For a big fat pair of Bridget-Jones undies. In fact, I may buy seven - one for each day of the week - when I find a pair big and tight enough to make my post-baby tummy appear less fat.

You see, after my experience last week of nearly breaking my ankle in a silly and ill-fated attempt to fit into some old 'skinny-jeans', I decided to go buy some new clothes.

Clothes that are bigger than - gulp - size 10!

Yes I actually bought some 12s, 14s and even a top with a dreaded 'L' on the tag.

Once apon a time, if I didn't fit into a 10, I simply wouldn't buy it. Too bad if I really wanted that particular item of clothing - I was simply too stubborn to accept my body was getting bigger. I found some labels made their sizes generous and would love shopping at Cue and David Lawrence because I could usually fit a 10 perfectly, sometimes even an 8.

But I have sadly accepted that, thanks to my two wonderful children and my propensity for eating crap and not exercising, my body would not not mysteriously morph back into a size 10.

So on the weekend I went shopping at my old haunt, Garden City. I went with a purpose and braved the crowds, buying lots of roomy and suitable-for-being-a-housewife clothing from lovely shops like Witchery (Oh how I do love Witchery) and Esprit.

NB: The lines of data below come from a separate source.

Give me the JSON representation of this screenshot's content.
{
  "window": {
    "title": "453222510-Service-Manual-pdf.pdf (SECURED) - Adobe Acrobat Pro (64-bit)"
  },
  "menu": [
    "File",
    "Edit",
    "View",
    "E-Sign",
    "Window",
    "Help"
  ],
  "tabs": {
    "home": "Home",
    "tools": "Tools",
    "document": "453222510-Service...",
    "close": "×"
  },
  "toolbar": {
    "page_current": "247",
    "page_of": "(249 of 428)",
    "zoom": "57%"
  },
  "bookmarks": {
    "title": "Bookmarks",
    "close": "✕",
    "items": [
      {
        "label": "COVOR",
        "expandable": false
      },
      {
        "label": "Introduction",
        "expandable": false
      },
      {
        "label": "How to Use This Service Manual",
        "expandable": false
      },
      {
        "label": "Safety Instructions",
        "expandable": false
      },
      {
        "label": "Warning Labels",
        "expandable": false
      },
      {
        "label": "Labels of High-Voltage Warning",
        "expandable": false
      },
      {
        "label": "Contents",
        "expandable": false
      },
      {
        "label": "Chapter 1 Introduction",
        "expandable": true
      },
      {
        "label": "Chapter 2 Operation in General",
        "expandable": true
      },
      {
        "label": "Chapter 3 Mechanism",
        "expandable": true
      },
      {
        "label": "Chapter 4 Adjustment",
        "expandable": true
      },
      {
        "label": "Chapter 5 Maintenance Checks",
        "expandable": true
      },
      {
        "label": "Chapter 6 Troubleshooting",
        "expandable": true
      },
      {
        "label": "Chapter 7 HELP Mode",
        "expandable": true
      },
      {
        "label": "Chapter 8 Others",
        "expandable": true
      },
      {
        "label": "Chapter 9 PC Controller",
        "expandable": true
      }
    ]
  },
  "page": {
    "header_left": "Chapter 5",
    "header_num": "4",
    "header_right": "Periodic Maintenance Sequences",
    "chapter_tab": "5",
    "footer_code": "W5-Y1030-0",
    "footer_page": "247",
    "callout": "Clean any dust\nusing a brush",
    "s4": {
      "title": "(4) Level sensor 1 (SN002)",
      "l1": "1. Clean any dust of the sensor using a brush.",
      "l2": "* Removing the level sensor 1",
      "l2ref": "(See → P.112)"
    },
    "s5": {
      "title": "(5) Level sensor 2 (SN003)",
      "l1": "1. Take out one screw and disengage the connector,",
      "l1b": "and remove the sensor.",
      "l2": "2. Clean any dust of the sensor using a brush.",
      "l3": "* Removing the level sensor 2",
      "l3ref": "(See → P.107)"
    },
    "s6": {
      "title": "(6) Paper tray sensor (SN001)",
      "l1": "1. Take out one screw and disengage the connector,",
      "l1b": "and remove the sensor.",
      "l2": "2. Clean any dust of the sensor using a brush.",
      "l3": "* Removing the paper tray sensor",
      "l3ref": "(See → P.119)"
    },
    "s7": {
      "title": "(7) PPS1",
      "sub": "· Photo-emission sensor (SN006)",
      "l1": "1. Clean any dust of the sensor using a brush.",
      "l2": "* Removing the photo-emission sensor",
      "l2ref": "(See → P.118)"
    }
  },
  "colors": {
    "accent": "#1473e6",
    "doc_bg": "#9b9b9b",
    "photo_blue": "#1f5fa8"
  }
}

I was feeling ever so good for myself - I came home and tried on every item I bought. Then yesterday I stepped out in 100% new clothes. Oh I looked good - yes I still had it. I felt on top of the world.

And then I got congratulated on being pregnant.

Newsflash - I am not pregnant. I don't plan to be. Two is a nice number. It is all I can handle!

My self esteem came crashing down with a hefty thump. Oh I laughed it off and said I would rather be fat than pregnant, but underneath I was reeling. Shit - did I look that bad?

I know that there are worse things than looking fat. I could be seriously ill. My kids could be seriously ill...or on drugs....or nasty pieces of work. I could have a crummy marriage. I could be blind, or deaf or bed-ridden. Shit, I could have no kids!! Really, in the grand scheme it doesn't matter.

Which is why I have decided not too fight it. Life is too short for starving and busting a gut (pardon the pun) to lose weight. I have just decided to hide the lump and find some tight miracle undies instead.

And to sell all my skinny clothes on eBay.

Now, where are those Tim Tams?

1 comment:

Julie Sparrow said...

I am glad I am not the only person this happens to.
Hope you're not going to stop blogging - I enjoy reading your posts.